Bacopa monnieri (Brahmi) Prevents Cognitive Deficit by Maintaining CA2/3 VGLUT1 Density of Sub-Chronic Phencyclidine Rat Model of Schizophrenia in Normal Level

Abstract

Background: Decreased vesicular glutamate transporter type 1 (VGLUT1) has been reported in the brains of both postmortem and animal models of schizophrenia. It indicates the deficit of glutamatergic function which is implicated in the cognitive deficit in schizophrenia. Our previous study investigated that Brahmi can recover the cognitive deficit in schizophrenia by upregulating cerebral VGLUT1 density. However, the neuroprotective effects of Brahmi have not been studied yet.

Objective: To study the effects of Brahmi on the prevention of cognitive deficit and cerebral VGLUT1 density in sub-chronic phencyclidine (PCP) rat model of schizophrenia.

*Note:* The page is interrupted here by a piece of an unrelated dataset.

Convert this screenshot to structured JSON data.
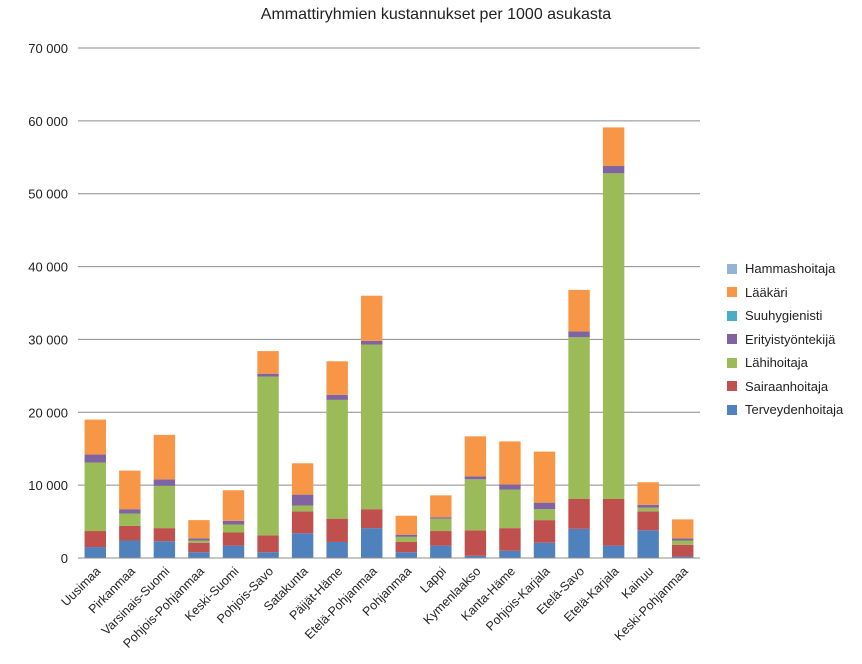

Material and method: Rats were assigned to three groups; Group-A: Control, Group-B: PCP administration and Group- C: Brahmi + PCP. Cognitive ability was represented by the Discrimination ratio (DR) calculated from novel object recognition test. VGLUT1 optical density was measured in prefrontal cortex, striatum, cornu ammonis fields 1 (CA1) and 2/3 (CA2/3) and dentate gyrus (DG) of the hippocampus using immunohistochemistry.

Results: DR in PCP group was significantly decreased compared with control. This occurred alongside significantly reduced VGLUT1 in prefrontal cortex and CA2/3. Brahmi + PCP group showed a significant increase in DR score compared with PCP alone; however, it was still lower than control. This occurred alongside significant increase in VGLUT1 in CA2/3.

Conclusion: Cognitive deficit observed in PCP-administered rats was mediated by VGLUT1 reduction in prefrontal cortex and CA2/3. Interestingly, Brahmi could prevent this cognitive deficit by maintaining VGLUT1 density in CA2/3 in normal level.